Ataları Ural boylarında yaşayan Fin Türkleri ve Orta Asya ya da Türkistan’da yaşayan Türkler, bilimin ışığında 21 Aralık'ta dönenceye (ekinoks) göre en kısa gündüzün ve en uzun gecenin 21 Aralık'ta yaşandığını hesaplamışlardır. Bu güne Nardugan, yani yeniden doğuş adını vermişler ve o günü bayramlaştırmışlardı. Bu yeni yıl günüydü. Ogün eğlenilir, Akça çam süslenir (hayat ağacı), hediyeler alınır verilirdi. O bayram, Ayaz Ata ve Kar Kız gibi ritüellerle de halılara ve kilimlere yansıtılmıştır. Yine eski Türkler 21 Martta gece ve gündüzün eşitlendiğini de kanıtlamış, o günde de Nevruz kutlamaları ile bir başka bayram oluşturmuşlardı. 21 Martta ise tabiat canlanıyor yeni bir hayat başlıyordu. Görüldüğü gibi Türk medeniyeti ve bilim adamları binlerce yıl önce güneşin, ayın ve yıldızların hareketlerini incelemişler. Bu günün medeni takvimine uygun bir takvim oluşturmuşlardı.

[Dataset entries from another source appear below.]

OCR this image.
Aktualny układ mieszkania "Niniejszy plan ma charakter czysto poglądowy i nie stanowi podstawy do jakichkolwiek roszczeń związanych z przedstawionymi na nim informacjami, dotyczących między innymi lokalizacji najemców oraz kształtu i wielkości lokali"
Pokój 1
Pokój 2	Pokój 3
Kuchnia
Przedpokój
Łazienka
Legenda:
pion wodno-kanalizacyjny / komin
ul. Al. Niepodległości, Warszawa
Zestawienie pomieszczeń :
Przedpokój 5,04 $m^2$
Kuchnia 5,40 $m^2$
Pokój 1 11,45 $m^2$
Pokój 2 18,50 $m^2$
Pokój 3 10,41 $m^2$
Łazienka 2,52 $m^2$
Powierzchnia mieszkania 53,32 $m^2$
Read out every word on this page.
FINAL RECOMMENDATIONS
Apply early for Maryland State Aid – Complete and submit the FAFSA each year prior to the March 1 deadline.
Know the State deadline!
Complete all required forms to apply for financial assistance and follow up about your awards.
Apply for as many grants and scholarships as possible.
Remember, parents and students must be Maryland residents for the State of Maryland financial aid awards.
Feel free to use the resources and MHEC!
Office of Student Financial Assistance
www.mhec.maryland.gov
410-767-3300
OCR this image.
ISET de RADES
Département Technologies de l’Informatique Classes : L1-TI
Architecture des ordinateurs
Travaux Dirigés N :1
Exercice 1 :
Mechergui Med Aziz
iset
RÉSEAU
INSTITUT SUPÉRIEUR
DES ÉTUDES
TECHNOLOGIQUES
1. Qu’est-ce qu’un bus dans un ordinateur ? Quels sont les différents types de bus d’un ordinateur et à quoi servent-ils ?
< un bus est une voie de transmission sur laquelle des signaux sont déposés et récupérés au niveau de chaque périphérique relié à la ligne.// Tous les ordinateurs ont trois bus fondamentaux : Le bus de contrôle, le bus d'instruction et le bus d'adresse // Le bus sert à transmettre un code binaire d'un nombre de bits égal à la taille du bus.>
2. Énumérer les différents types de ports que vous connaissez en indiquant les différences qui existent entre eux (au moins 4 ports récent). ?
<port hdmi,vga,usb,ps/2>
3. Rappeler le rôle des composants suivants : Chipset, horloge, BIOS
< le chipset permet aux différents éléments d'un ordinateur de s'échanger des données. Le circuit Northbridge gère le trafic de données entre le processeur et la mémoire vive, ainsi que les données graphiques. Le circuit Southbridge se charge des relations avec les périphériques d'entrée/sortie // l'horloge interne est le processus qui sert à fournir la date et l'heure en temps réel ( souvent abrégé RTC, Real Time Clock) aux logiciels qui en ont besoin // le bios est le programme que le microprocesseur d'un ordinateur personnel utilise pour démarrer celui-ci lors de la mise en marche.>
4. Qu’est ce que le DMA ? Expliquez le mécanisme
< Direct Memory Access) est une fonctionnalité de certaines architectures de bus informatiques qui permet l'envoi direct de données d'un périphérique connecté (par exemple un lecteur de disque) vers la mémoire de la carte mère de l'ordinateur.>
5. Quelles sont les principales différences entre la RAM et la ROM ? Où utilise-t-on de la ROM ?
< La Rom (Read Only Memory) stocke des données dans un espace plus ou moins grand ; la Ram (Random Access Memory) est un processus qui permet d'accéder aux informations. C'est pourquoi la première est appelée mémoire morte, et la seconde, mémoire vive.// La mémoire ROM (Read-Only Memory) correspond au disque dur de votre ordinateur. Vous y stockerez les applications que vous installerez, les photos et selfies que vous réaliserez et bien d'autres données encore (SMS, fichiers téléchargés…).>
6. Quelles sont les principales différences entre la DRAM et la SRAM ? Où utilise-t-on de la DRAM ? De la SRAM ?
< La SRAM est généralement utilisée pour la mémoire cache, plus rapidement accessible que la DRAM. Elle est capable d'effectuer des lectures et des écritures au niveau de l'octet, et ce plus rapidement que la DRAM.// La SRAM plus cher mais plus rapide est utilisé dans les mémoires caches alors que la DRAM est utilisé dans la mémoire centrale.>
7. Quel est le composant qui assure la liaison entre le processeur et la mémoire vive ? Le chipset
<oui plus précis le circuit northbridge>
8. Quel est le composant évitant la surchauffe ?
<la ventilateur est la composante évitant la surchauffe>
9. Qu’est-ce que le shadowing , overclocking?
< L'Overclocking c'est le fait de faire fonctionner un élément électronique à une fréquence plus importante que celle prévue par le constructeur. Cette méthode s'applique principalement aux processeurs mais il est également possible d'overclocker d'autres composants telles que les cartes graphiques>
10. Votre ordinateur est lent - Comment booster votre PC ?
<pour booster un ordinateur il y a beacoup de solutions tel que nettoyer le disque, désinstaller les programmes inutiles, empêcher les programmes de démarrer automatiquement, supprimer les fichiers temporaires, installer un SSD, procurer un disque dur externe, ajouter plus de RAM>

Türler, İslamiyet’ten önce de, İslamiyet’e çok yakın bir dinin mensuplarıydı. Tek Tanrılı dine inanıyorlar, cennet (Uçmag/uçmak), cehennem (Tamu/ceza çekilen yer), melek (Tünkür/Tanrının elçiliğini yapan kutsal varlık) ve Şeytan (Albız/şatn/şeyt/hayırdan ve rahmetten uzaklaştıran varlık) gibi kutsalları da çok iyi biliyorlardı. Bu da Türklerin İslamiyet’ten önce de birçok temel kural ve kavramları ile İslamiyet’i yaşadıklarını gösteriyordu.

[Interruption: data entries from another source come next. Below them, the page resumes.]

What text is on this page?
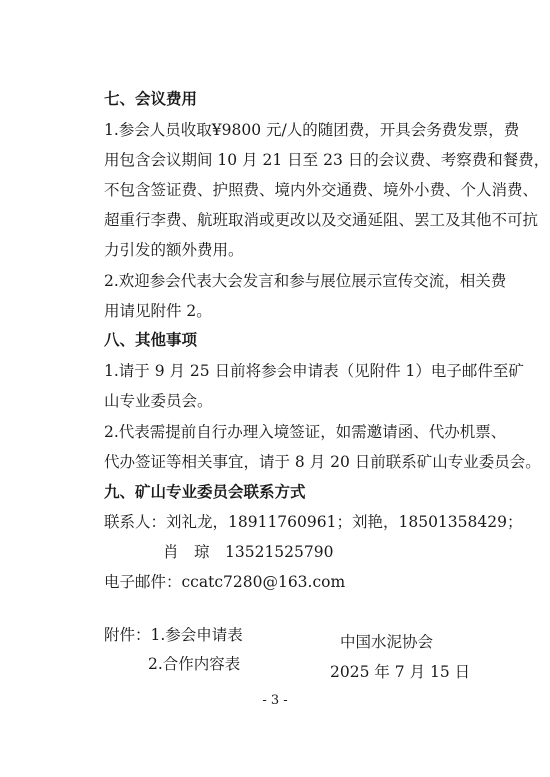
七、会议费用
1.参会人员收取¥9800 元/人的随团费，开具会务费发票，费
用包含会议期间 10 月 21 日至 23 日的会议费、考察费和餐费，
不包含签证费、护照费、境内外交通费、境外小费、个人消费、
超重行李费、航班取消或更改以及交通延阻、罢工及其他不可抗
力引发的额外费用。
2.欢迎参会代表大会发言和参与展位展示宣传交流，相关费
用请见附件 2。
八、其他事项
1.请于 9 月 25 日前将参会申请表（见附件 1）电子邮件至矿
山专业委员会。
2.代表需提前自行办理入境签证，如需邀请函、代办机票、
代办签证等相关事宜，请于 8 月 20 日前联系矿山专业委员会。
九、矿山专业委员会联系方式
联系人：刘礼龙，18911760961；刘艳，18501358429；
肖　琼　13521525790
电子邮件：ccatc7280@163.com
附件：1.参会申请表
2.合作内容表
中国水泥协会
2025 年 7 月 15 日
- 3 -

Sonuç olarak, Hristiyanların 24 Aralıkta Hz. İsa’nın doğum günü olarak kutladıkları yılbaşı, Hristiyanların Türklerden aşırdıkları Nardugan kutlamasıdır. Noel Baba ise Türlerin Ayaz Ata’sıdır. Bir zamanlar bu geleneğe Ruslar da sahip çıktıysa da benimsetemediler.

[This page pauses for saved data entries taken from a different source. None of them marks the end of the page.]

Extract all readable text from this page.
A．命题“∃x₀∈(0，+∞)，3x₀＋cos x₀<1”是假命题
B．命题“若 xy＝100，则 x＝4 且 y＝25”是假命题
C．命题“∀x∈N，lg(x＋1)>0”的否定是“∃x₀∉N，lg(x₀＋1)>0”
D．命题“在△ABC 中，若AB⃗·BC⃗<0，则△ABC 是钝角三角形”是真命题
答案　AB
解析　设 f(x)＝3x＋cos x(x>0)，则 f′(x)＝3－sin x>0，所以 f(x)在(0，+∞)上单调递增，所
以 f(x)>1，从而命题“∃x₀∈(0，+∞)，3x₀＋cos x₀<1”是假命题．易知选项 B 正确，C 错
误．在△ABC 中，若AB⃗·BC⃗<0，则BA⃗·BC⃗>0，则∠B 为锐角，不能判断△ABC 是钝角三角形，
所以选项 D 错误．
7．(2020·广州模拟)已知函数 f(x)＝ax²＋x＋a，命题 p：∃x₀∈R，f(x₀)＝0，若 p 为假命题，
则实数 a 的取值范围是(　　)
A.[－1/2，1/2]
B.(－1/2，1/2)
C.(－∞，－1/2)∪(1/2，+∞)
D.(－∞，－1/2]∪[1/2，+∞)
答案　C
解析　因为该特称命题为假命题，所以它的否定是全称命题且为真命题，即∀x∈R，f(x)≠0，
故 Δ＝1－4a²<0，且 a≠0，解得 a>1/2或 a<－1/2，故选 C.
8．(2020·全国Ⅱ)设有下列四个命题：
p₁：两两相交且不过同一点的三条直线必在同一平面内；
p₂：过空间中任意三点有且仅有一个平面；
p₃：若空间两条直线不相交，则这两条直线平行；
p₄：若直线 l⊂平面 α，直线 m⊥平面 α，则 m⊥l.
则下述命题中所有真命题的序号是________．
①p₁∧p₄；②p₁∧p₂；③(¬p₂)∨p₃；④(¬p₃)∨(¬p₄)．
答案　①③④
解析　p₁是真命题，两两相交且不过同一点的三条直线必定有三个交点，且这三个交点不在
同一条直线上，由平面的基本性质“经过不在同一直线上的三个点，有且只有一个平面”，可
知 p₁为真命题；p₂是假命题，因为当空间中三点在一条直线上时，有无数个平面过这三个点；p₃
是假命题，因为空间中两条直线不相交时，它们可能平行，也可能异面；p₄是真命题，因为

Tarih ve coğrafya bilenler Noel Baba’nın ne Hz. İsa’nın doğumu ile ne de miladi yılın başlangıcı ile ilgisi olmadığını bileceklerdir. Çünkü Noel Baba Hristiyanların din adamı Aziz Nikolas’tır ve Antalya’nın Demre’sinde M.S 285 yılında dünyaya gelmiştir. Antalya’da ise ne kar kış, ne de ren geyiği veya ren geyiklerinin çektiği kızaklar vardır. Bunlar Sibirya’ya yani Türklere aittir. Bu durumda Nardugan, Ayaz Ata ve Noel Baba gerçekleri ortadadır.
Bugün de Türkistan’da Nardugan kutlamaları yapılmaktadır. Yıllar önce bunlardan birine Kazakistan’da katılmıştım.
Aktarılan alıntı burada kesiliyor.